Dienstag, 22. Februar 2011

Das von Fraport am Frankfurter Flughafen erteilte Demonstrationsverbot ist nicht zulässig, so das heutige Urteil des Bundesverfassungsgerichts. Dazu erklärt Ulrich Wilken, rechtspolitischer Sprecher der Fraktion DIE LINKE. im Hessischen Landtag und Vorsitzender des hessischen Landesverbandes:

„DIE LINKE begrüßt das Bundesverfassungsgerichtsurteil, weil es unser aller Rechte im öffentlichen Raum und im als Öffentlichkeit wahrgenommenen Raum stärkt. Der Flughafen ist auch ein Marktplatz mit einer Vielzahl von Geschäften und damit öffentlicher Raum – nicht nur für den Handel, sondern auch für politische Demonstrationen.

Julia Kümmel und allen anderen Aktivistinnen und Aktivisten des ‚Rhein-Main-Bündnisses gegen Abschiebungen' gebührt Dank für ihre Hartnäckigkeit und ihren langen Atem. Ihnen ist es zu verdanken, dass der Versuch der Flughafenbetreibergesellschaft Fraport gescheitert ist, das Demonstrationsrecht auszuhebeln."

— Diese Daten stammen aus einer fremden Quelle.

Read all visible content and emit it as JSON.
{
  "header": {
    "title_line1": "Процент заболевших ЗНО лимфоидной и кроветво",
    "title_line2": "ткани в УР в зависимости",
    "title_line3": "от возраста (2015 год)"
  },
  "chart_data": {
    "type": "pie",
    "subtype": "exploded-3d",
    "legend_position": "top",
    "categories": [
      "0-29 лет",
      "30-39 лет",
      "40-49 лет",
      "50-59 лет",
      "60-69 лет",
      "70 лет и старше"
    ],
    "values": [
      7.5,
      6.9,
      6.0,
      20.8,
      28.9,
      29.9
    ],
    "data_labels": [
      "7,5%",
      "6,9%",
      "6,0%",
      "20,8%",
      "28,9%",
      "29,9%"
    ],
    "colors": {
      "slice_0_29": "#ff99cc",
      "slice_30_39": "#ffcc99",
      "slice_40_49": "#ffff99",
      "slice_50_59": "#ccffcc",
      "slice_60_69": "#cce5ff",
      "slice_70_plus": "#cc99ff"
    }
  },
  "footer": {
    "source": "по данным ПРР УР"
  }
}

Für den Flughafen gelte nun wieder: Das verfassungsrechtlich garantierte Demonstrationsrecht und das Recht auf freie Meinungsäußerung könne nicht länger mit dem Verweis auf das Hausrecht ausgehebelt werden.

Wilken: „Gerade an Deutschlands Abschiebeflughafen Nr. 1. muss es möglich sein, gegen eine inhumane Flüchtlingspolitik, mit ihren Abschiebungen in Krisengebiete, in Bürgerkriege und in die Hände von Folterregimen, zu protestieren."